A Farsa do Governo de Unidade
A farsa que os golpistas vinham sustentando há meses, de que Michel Temer encabeçaria um governo de unidade nacional, também caiu por terra. Em primeiro lugar, Temer revelou-se um conspirador. Qualquer governo que ele viesse ou venha a encabeçar, no contexto dessa conjuntura, traria ou trará a marca da ilegitimidade. Terá uma forte oposição de cidadãos dotados de consciência democrática e dos movimentos sociais e importantes setores da sociedade civil.
Temer não só não é capaz de unir o país, mas carrega os emblemas da desconfiança preventiva já que 56% da população julgam que ele faria um governo igual ou pior do que o governo Dilma, como mostra a pesquisa do Datafolha. Ademais, Temer aprofundou a divisão interna no próprio PMDB. A tese do governo de unidade nacional era uma cortina de fumaça para esconder interesses escusos e para enganar os incautos. Sequer a maioria das pessoas que quer o impeachment acredita na viabilidade de um governo Temer.
Por fim, é preciso reiterar o fato de que a grave crise econômica não terá um enfrentamento adequado e eficaz enquanto perdurar a atual crise política artificial fabricada pelo PSDB, por Eduardo Cunha e por setores do PMDB capitaneados por Michel Temer. A questão de fundo da crise política artificial é a conspiração para destituir a presidenta da República.

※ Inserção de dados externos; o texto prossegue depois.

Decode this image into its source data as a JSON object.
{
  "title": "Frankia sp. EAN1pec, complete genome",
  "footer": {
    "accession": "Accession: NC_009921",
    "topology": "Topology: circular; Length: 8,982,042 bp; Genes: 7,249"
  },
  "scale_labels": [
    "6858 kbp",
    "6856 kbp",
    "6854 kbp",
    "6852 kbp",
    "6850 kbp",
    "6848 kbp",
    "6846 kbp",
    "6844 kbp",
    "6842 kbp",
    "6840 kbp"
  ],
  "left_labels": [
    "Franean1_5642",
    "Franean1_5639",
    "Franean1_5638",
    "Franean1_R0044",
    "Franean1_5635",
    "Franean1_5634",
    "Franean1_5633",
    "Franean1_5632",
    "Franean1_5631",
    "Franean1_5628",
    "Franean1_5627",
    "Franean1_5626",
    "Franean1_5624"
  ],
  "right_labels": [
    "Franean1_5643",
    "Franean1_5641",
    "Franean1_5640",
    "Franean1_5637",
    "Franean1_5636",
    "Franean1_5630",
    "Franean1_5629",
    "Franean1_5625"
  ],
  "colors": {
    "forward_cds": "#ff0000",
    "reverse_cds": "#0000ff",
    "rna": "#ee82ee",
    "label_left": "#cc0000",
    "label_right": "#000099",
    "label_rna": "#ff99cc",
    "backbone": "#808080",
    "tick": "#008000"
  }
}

Nenhum governo consegue governar enquanto permanecer ameaçado por um movimento golpista. O aventureirismo de Cunha e a irresponsabilidade do PSDB e de Temer estão produzindo milhares de desempregados e agravando a desorganização econômica do país. Desencadeado o processo de impeachment declarou-se uma guerra política. As mesuras, as conversas e o pudor foram deixados de lado. Derrotar o movimento golpista é o caminho mais rápido para restituir condições mínimas de governabilidade. Daí por diante, Dilma e o governo terão que fazer sua parte que até agora não fizeram.